Problemem dla więzienników w Warszawie jest też brak szpitala dla osadzonych po tym, jak w Areszcie Śledczym przy ulicy Rakowieckiej powstało Muzeum Żołnierzy Wyklętych i Więźniów Politycznych PRL. Teraz najbliższy szpital więzienny jest w Łodzi. Takie są efekty kontroli RPO przeprowadzonej 17 lipca 2019 r.
Czytaj także: Służba Więzienna: zmiany w przepisach o uposażeniu i ryczałtach na dojazd do kryminału
Kontrola przestrzegania praw funkcjonariuszy służb mundurowych jest jednym z zadań RPO. Problemy ujawnione w czasie tej kontroli pokazują generalnie trudną sytuację Służby Więziennej, dlatego RPO przekazuje raport z wizytacji Dyrektorowi Generalnemu Służby Więziennej.
Z danych o nadgodzinach wynika, że funkcjonariusze działu ochrony są przepracowani. A funkcjonariusze z innych działów muszą brać za nich dyżury – jeśli dotyczy to np. wychowawców, to mają wtedy mniej czasu na pracę z osadzonymi. Dyrektor Aresztu podkreśla, że musi sobie radzić w związku z brakami kadrowymi i wskazuje podstawy prawne swych działań. Jest to jednak sytuacja na tyle trudna, że powinno się szukać rozwiązań na wyższym szczeblu.
Funkcjonariusze podnosili ponadto problem braku w Warszawie w jednostkach penitencjarnych szpitali dla osadzonych.

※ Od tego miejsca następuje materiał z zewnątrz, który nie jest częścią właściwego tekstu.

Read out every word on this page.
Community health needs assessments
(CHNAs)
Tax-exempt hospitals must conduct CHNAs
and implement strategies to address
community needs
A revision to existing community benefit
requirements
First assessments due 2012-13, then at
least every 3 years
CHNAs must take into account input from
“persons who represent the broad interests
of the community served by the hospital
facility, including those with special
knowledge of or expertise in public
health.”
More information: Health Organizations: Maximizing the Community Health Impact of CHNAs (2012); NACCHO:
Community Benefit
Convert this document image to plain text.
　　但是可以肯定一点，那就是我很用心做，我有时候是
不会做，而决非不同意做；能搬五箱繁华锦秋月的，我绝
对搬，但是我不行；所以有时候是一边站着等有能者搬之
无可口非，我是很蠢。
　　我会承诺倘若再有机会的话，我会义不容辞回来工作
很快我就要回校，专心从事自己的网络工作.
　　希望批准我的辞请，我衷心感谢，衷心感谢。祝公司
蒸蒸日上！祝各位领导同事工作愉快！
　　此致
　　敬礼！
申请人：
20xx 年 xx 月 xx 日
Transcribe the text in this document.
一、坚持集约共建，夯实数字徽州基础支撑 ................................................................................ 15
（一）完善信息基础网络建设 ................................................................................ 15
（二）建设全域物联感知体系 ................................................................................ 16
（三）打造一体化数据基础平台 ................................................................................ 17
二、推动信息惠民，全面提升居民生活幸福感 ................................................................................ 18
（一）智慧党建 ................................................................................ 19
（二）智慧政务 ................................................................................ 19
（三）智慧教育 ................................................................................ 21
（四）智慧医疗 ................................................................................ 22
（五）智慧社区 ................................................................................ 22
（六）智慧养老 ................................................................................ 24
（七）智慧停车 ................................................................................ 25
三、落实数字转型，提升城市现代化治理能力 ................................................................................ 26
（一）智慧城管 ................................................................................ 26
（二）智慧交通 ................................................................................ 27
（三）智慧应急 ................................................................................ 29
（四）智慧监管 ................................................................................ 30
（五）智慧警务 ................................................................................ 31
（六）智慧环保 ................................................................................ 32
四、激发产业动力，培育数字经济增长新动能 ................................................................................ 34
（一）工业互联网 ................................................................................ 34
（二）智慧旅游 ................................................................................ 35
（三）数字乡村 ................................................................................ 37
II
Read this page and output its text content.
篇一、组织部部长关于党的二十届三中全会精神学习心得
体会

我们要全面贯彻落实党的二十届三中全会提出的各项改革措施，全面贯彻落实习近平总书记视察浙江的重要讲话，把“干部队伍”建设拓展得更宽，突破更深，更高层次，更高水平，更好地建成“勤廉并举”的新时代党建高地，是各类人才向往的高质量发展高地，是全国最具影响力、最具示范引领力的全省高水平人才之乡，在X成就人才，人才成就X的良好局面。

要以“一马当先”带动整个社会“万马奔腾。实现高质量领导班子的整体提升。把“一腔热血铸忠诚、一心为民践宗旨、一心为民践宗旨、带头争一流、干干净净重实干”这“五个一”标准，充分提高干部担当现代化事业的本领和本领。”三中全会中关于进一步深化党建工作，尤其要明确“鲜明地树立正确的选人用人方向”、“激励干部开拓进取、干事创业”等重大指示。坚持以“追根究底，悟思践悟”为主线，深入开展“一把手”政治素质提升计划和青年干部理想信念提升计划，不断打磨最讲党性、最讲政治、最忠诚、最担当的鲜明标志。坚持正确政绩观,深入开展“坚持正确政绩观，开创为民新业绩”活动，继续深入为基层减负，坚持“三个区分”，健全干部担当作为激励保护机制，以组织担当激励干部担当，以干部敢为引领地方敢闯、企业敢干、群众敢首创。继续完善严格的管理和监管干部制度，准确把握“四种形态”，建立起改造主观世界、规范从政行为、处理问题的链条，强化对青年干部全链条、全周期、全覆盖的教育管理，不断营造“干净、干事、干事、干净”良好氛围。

Problem ten powstał w związku z likwidacją Aresztu Śledczego Warszawa-Mokotów przy ulicy Rakowieckiej, gdzie poprzednio był szpital, a obecnie zostało utworzone Muzeum Żołnierzy Wyklętych i Więźniów Politycznych PRL. W rezultacie funkcjonariusze muszą aktualnie transportować w konwojach chorych osadzonych do Aresztu Śledczego w Łodzi albo do innych miast.